Money Week: Is this the turning point for gold?
Source: Money Week
Gold has had a good year. From its New Year’s Eve low of $1,181 per ounce, to its close yesterday of $1,290, it has risen by more than $100 – about 9%.
I must confess to being optimistic.
I like the way that gold has reacted to the deflationary pressures of a falling stock market. Money appears to have rolled out of stocks and into gold. This might just be a re-balancing act following an over-bought stock market and an over-sold gold market. That said, it is positive action.
I like the way gold is sitting above its 21- and 55-day moving averages. That’s indicative of a new, rising trend forming, which is also positive.
And I like the way gold reacted to Janet Yellen’s first remarks as head of the Federal Reserve, which indicated that she’s going to continue where her predecessor Ben Bernanke left off. Gold rose over 1% on the day.
A number of bears have pointed out that silver, which tends to lead gold, has only equalled gold’s gains of 9% since 31 December. As silver is ‘higher-beta’ (City speak for ‘more volatile’), you would expect to see higher gains.
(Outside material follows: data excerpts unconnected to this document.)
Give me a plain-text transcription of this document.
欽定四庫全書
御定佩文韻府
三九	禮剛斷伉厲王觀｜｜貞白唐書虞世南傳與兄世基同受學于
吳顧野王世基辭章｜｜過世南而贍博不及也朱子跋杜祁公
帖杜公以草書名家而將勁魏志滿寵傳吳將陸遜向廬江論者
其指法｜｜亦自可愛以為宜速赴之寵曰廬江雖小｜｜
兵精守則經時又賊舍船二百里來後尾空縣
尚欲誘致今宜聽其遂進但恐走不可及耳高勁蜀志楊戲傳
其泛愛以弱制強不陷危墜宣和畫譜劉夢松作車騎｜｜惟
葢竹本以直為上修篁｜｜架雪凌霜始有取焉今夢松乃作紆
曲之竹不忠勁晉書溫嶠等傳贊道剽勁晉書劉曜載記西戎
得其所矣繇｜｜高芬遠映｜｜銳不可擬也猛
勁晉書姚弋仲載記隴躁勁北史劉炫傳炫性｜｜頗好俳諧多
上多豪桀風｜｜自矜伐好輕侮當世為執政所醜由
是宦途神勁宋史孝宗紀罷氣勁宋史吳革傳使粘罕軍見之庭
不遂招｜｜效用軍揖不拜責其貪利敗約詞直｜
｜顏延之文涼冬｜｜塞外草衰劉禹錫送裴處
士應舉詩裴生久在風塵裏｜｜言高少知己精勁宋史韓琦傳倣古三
But I don’t agree with this view of silver. As far as I can see, silver tends to outperform gold later in the cycle. In the early stages of a bull market, you tend to see strength in gold first. The money then rolls into silver as people become more confident.
For example, from 2001 to late 2003, as gold made its way from $250 to $400, silver struggled to get above $5 an ounce. Silver only made its 2001 bear market low in November, some six months after gold had started creeping up from its low the previous April. Gold was also faster out of the blocks following the crash of 2008.
So I don’t think there’s too much to worry about there.